The long-awaited guidance for operators working within the waste wood industry on how to handle and process all items of wood is planned for release by the end of the month.

Unfortunately delays in waiting for clarification on whether all four of the UK’s regulators will work to the same guidance meant we were unable to launch the guidance at our summer meeting earlier this month as originally planned. However, we are working hard to get the guidance ready for publication before the two new RPSs come into effect on August 1st.

Julia Turner, Executive Director of the WRA, said: “This project has been a huge undertaking for our sector and has involved many organisations pulling together to ensure that we used scientifically-based evidence to get to an outcome.
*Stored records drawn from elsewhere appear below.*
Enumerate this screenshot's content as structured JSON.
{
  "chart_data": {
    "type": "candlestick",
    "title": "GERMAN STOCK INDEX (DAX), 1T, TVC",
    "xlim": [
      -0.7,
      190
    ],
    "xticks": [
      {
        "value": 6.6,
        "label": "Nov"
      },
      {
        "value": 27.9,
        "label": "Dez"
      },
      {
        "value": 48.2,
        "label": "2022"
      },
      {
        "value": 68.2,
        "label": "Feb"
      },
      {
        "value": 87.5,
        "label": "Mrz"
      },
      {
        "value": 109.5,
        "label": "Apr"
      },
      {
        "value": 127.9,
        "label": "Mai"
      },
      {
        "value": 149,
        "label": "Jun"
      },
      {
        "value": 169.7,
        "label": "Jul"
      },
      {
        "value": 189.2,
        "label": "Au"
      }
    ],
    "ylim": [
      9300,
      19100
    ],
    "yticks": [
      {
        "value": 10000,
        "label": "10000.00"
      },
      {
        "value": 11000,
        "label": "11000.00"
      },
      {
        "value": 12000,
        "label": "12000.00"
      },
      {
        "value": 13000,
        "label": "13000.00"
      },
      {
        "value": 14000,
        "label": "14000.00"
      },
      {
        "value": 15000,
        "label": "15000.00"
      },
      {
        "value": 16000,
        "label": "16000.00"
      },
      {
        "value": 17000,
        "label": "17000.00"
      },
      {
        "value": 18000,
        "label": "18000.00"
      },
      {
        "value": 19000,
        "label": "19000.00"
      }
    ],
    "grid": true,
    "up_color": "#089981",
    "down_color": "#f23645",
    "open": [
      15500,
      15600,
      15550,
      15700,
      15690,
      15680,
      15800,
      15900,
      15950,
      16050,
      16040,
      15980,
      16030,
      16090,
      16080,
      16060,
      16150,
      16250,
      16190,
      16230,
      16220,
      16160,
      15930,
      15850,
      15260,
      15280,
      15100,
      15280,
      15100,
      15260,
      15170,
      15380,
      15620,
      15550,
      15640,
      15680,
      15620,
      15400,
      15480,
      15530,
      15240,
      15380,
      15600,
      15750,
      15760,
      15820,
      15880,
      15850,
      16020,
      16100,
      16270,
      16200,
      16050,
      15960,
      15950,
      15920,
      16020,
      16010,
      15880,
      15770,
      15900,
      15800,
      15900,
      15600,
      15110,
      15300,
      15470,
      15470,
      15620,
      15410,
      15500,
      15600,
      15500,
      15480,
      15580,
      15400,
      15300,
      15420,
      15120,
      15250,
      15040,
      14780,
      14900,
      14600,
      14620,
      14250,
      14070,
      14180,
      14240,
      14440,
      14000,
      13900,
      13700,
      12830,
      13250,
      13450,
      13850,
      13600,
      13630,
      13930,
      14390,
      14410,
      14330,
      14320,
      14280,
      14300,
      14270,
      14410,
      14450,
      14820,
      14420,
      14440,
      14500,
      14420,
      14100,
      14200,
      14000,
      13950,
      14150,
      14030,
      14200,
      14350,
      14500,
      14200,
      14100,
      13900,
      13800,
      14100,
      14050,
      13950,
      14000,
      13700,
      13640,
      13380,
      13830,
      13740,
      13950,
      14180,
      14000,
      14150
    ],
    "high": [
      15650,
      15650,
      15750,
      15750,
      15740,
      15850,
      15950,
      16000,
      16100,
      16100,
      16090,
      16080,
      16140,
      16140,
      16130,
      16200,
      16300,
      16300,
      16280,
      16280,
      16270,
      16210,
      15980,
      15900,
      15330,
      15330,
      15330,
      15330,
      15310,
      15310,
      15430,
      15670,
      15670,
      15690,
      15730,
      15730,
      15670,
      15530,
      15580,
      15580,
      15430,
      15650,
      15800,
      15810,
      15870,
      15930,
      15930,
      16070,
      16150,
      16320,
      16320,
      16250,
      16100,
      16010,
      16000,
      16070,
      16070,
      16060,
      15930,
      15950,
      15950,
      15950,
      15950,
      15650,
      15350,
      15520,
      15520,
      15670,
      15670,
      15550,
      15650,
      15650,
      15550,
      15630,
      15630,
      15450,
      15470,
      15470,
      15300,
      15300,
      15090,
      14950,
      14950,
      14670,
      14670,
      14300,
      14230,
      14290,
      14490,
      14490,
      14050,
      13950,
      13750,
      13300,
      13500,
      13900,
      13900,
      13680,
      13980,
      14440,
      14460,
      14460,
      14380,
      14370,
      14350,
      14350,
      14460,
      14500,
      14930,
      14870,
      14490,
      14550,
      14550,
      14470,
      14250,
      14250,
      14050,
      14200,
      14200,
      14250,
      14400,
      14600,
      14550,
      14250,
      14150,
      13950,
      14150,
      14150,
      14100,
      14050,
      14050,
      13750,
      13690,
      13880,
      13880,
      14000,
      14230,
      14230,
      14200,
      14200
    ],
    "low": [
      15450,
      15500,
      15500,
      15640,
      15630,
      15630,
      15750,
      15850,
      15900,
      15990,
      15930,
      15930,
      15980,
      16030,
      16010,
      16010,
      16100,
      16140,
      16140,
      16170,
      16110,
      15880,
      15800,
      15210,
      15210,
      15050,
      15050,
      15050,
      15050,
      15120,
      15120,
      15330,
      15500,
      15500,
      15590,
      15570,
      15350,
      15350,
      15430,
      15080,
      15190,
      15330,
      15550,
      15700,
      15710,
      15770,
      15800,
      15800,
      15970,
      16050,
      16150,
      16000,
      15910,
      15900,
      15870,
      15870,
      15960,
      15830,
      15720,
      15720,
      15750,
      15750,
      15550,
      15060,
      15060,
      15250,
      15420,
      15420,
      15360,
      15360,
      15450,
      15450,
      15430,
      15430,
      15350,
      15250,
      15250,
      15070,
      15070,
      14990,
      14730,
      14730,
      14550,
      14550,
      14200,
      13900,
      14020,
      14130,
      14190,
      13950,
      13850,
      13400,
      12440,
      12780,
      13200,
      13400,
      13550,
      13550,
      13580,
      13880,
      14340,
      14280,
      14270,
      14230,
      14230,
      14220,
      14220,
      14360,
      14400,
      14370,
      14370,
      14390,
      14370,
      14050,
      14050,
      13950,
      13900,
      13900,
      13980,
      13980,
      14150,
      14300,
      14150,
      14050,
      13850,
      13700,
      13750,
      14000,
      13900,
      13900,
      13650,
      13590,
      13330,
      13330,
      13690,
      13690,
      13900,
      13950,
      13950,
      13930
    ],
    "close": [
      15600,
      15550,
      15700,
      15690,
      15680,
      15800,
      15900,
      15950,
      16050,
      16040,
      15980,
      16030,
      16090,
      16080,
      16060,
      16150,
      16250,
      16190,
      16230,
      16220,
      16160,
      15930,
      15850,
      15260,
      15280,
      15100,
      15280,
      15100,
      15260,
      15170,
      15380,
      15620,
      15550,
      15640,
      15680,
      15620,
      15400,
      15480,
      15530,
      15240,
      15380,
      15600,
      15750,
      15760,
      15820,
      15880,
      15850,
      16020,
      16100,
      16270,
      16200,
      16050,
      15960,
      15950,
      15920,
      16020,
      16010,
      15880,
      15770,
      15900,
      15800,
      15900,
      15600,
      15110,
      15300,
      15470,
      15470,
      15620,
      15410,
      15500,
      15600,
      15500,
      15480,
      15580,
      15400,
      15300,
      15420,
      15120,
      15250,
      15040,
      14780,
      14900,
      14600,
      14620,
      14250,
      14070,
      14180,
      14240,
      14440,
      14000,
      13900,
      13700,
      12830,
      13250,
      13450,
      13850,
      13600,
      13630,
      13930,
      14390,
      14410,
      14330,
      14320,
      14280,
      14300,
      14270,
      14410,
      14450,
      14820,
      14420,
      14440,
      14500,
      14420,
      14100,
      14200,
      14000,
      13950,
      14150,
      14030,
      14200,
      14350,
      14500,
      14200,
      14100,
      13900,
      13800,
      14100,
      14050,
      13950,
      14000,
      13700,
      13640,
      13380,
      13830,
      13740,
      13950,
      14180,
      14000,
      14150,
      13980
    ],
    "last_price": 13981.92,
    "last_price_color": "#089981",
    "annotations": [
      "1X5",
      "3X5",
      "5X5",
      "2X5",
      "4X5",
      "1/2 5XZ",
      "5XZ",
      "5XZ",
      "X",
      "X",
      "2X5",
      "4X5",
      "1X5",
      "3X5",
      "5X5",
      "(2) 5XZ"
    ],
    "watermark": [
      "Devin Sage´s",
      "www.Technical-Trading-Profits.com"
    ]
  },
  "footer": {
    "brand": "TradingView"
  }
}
“Having come this far it is important that we get the final stage absolutely right so we decided to hold off publishing the guidance while we wait for complete clarification from all the regulators.”

The WRA and the National Federation of Demolition Contractors (NFDC) have been working together on the Waste Wood Classification (WWC) project for almost four years. The aim of the project is to ensure that waste wood in the UK is properly classified at its origin and is processed into appropriate end markets. It has also identified which waste wood items are hazardous and to what extent these are still in circulation.

Work has included detailed sampling and testing plans as well as large-scale laboratory testing of the materials of concern, which took place throughout 2019 and 2020. The materials involved were:

  • Fence posts and decking from household sources
  • Structural timbers, tiling battens and external joinery from pre-2007 buildings from demolition sources

The laboratory testing of the wood showed that there were insignificant amounts of hazardous content in fence posts and decking from the household stream (0.06%) and that this is diminishing and is not likely to exist at all from 2023. The testing also proved that all construction and the majority of demolition waste wood was non-hazardous.  

However, there is not yet enough evidence on the hazardous content of structural timbers, external joinery and tiling battens from the demolition of pre-2007 buildings, therefore these will continue to be tested on a project-by-project basis.

Howard Button, Chief Executive of the National Federation of Demolition Contractors, said: “We’re pleased that only these few items remain in question. There is no evidence either way as to whether they are hazardous or not, so we need to continue with our sampling of these materials until we get a definitive answer.”

The waste wood industry has been operating under an Environment Agency (EA) Regulatory Position Statement (RPS) to allow mixed waste wood to continue to be used for panel board manufacture and IED Chapter IV compliant biomass.

That RPS is due to finish on 31st July and the WRA understands that will be replaced by two new EA Regulatory Position Statements for the respective sectors. They will come into force on August 1st, with the same intent as the original RPS, allowing mixed waste wood to continue to be used for panel board manufacture and IED Chapter IV compliant biomass.